El emperador llevaba ya cincuenta años en guerra con
un vecino suyo. Había muerto el vecino y les había dejado en herencia a sus
hijos y a sus nietos el odio y la
sangrienta riña. Cincuenta años, y el emperador seguía viviendo solo, como un
león envejecido, debilitado por las luchas y las penas - el emperador que nunca
en su vida había reído, que no sonreía ni ante el canto inocente del niño, ni
ante la sonrisa llena de amor de su joven esposa, ni ante las historias viejas
y chistosas de los soldados encanecidos en batallas y necesidades. Se sentía
débil, se sentía muriendo y no tenía a nadie a quien dejar la herencia de su
odio. Triste se levantaba de su cama imperial, de al lado de la joven
emperatriz – cama dorada, pero yerma y maldecida –, triste iba a la guerra con
el corazón desconsolado, y la emperatriz, quedando sola, lloraba con lágrimas
de viuda su soledad. Su pelo rubio como el oro más bello le caía sobre los
pechos blancos y redondos – y de sus grandes ojos azules brotaban ríos de
perlas líquidas sobre su cara más blanca que la plata de la flor de lis. Largas
ojeras moradas se le dibujaban alrededor
de los ojos y venas azuladas se perfilaban en su cara blanca como un mármol vivo.
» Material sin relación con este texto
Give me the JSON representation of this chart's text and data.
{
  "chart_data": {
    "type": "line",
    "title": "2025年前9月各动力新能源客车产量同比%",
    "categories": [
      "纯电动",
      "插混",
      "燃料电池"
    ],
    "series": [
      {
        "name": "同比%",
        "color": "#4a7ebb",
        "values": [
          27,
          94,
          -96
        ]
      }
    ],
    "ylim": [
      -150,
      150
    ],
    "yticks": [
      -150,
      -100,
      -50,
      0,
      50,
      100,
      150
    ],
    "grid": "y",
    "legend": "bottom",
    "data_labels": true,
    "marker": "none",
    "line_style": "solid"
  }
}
Levantándose de su cama, ella se dejó caer en los
peldaños de piedra de una bóveda donde vigilaba, encima de una candela
humeante, el icono revestido de plata de la madre de los dolores. Conmovida por
las plegarias de la emperatriz arrodillada, los párpados del frío icono se
humedecieron y una lágrima brotó del negro ojo de la madre de Dios. La
emperatriz se levantó en todo su majestuoso porte, tocó la fría lágrima con sus
labios secos y la sorbió hasta el fondo de su alma. A partir de ese mismo
instante ella quedó encinta.
Pasó un mes, pasaron dos, pasaron nueve y la
emperatriz dio a luz a un niño más blanco que la flor de la leche, con pelo
rubio como los rayos de luna. El emperador sonrió, el sol sonrió también desde
su imperio de fuego, e incluso se paró, así que durante tres días no hubo
noche, mas sólo resplandor y alegría – el vino manaba de toneles abiertos y los
clamores tocaban la bóveda del cielo.
Y le puso nombre su madre: Príncipe de la lágrima.
Y creció y se hizo alto como los abetos del bosque.
En un mes crecía lo que otros en un año.